Smokers, if you’re looking to buy tobacco this week from your friendly, neighborhood CVS store, you better look elsewhere. CVS Health, the parent company of the CVS retail stores, announced plans to stop selling tobacco products in all of its 7,700 stores starting this Wednesday, an unprecedented move for a drugstore of this size and influence. Health experts hope that other chains will follow suit.
CVS announced back in February that it would drop tobacco and tobacco accessories by Oct. 1, as sales of the drug conflicted with the aim and mission of the CVS company. CVS Health decided to move up its plans a little earlier than expected.
“CVS’ announcement to stop selling tobacco products fully a month early sends a resounding message to the entire retail industry and to its customers that pharmacies should not be in the business of selling tobacco,” said Matthew Myers, president of the Washington-based Campaign for Tobacco-Free Kids, a lobbying group for the eradication of Tobacco use. “This is truly an example of a corporation leading and setting a new standard.”

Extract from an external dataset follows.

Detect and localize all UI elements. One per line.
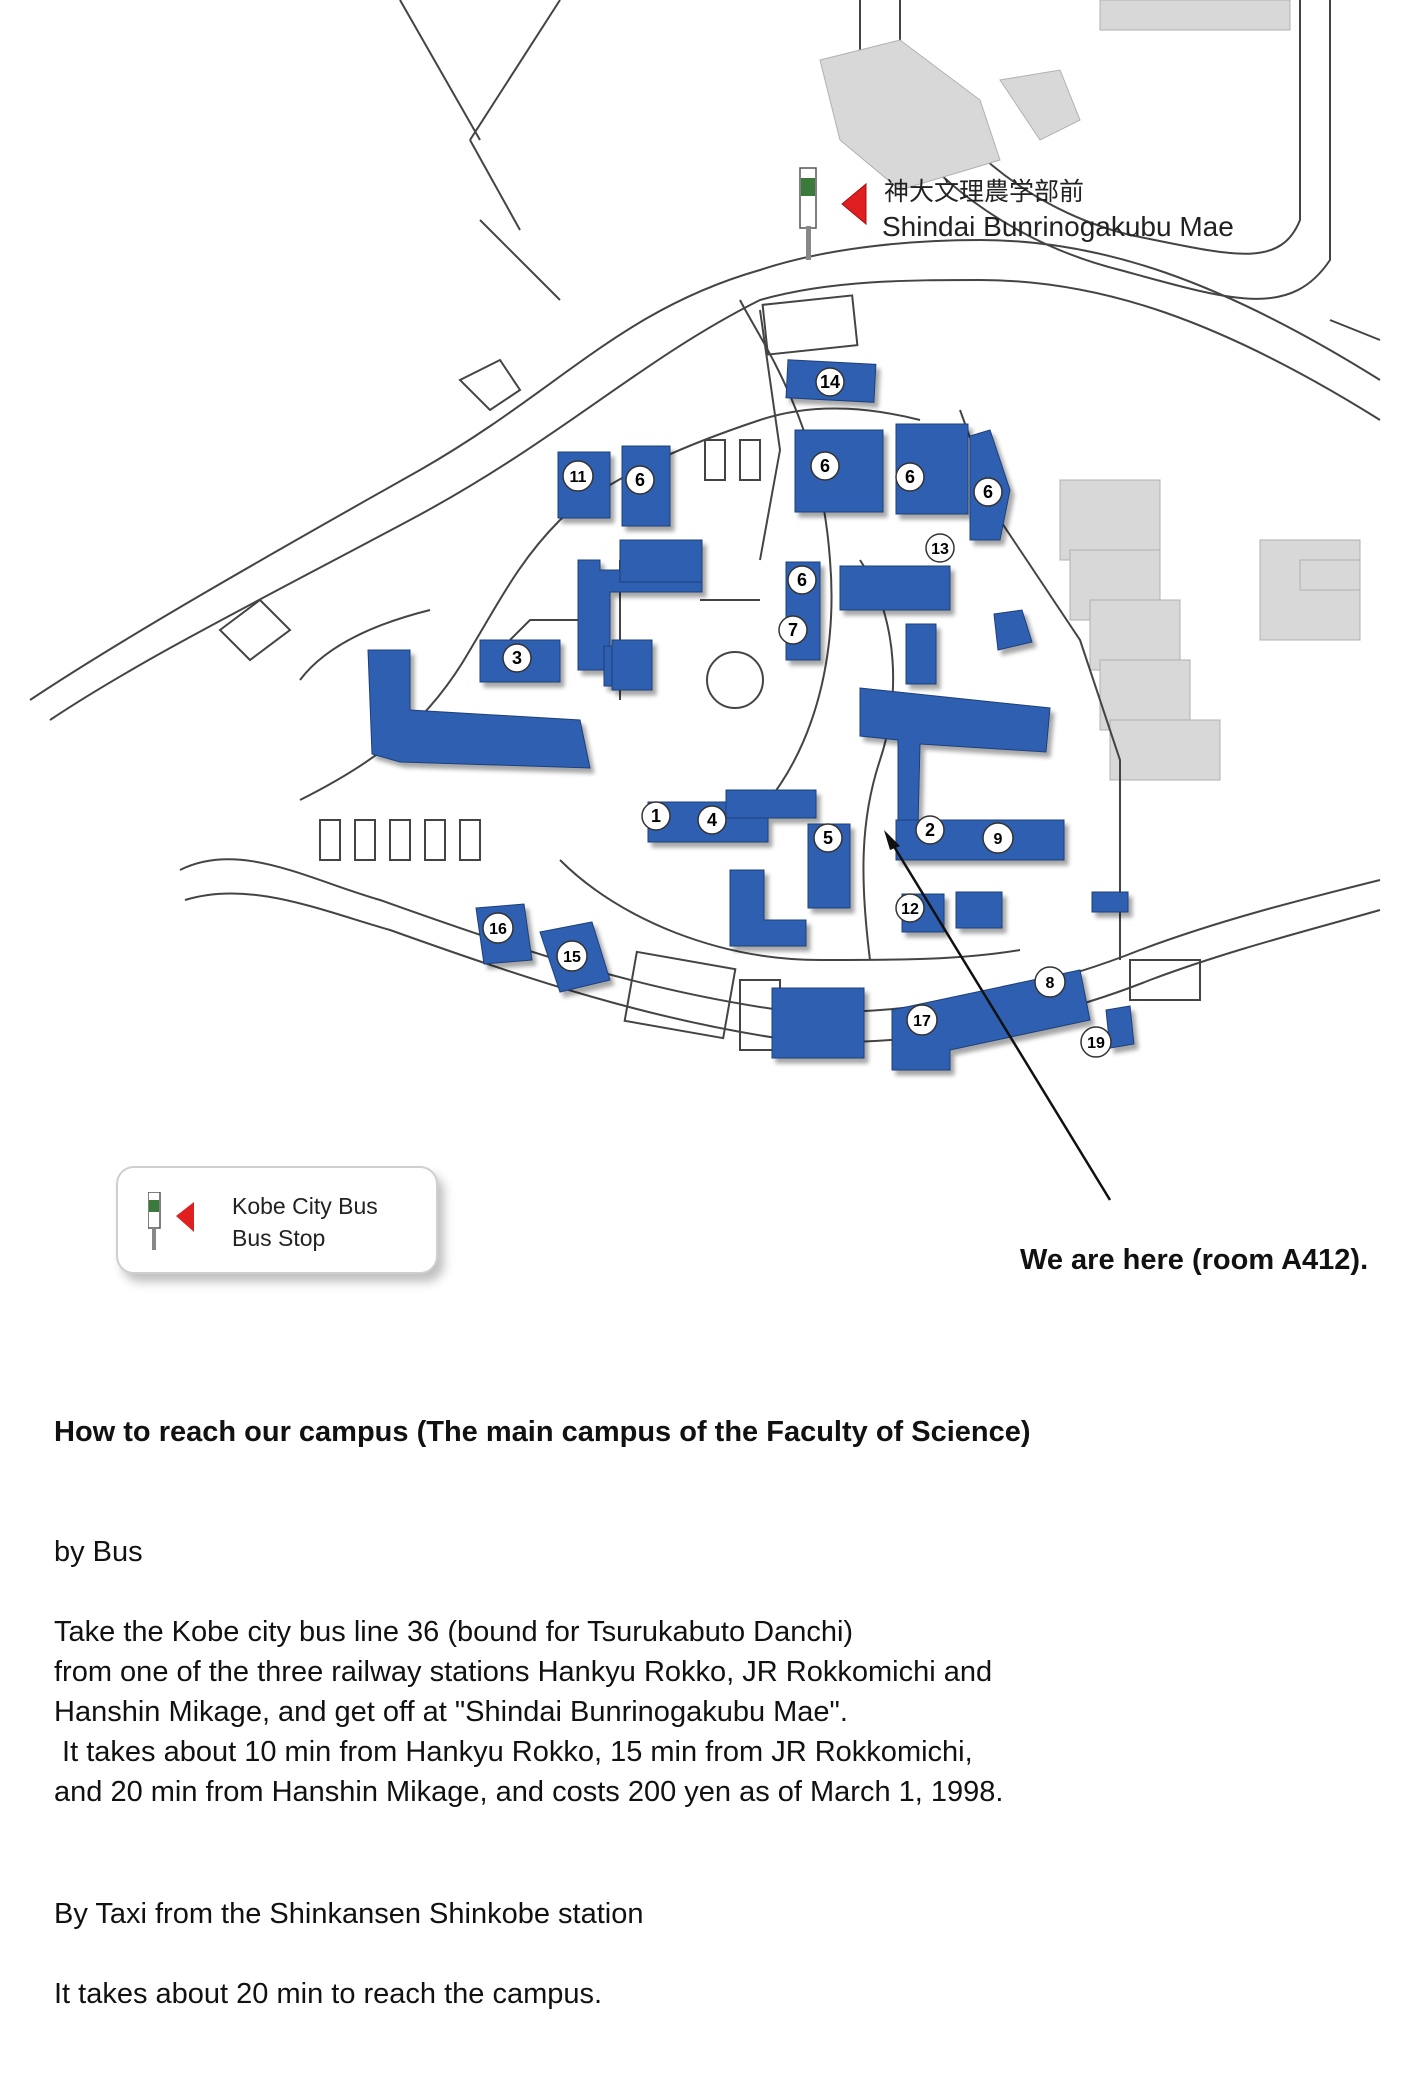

However, not all folks agree with Myers. Audrey Silk, founder of Citizens Lobbying Against Smoker Harassment, a smokers’ rights group based in New York City, says that CVS is falling for the anti-smoking “crusade.” Silk says, “Pharmacies no longer sell just medicines, they have turned into grocery stores. They sell candy. They sell beer. CVS Health? It’s a perception war…Tobacco is legal. They’re engaging in public coercion by not selling cigarettes.”
The drugstore giant isn’t just stopping at cutting tobacco sales–CVS is also launching a “quit smoking campaign” that will include an assessment of the smokers’ “readiness to quit,” education, medication support to help curb the effects of tobacco addiction, and coaching to help people stay motivated and avoid relapses.
According to CVS, its decision will have a big impact. A study the company is releasing shows tobacco bans at small, independent pharmacies in Boston and San Francisco led to more than 13 percent fewer purchasers. Smokers didn’t just switch where they bought cigarettes and other tobacco products–some people just stopped buying them altogether. About 900 households in the two cities recorded everything they bought after the bans went into effect. Troyen Brennan, CVS’ chief medical officer, says if the results were extrapolated for pharmacies across the USA, it would lead to 65,000 fewer deaths a year.
Far be it from me to blindly believe that a corporation is acting in the best interest of people, but according to CVS, its tobacco sales total approximately $2 billion a year. Billion. With a “B.” So maybe CVS actually believes in what it’s doing.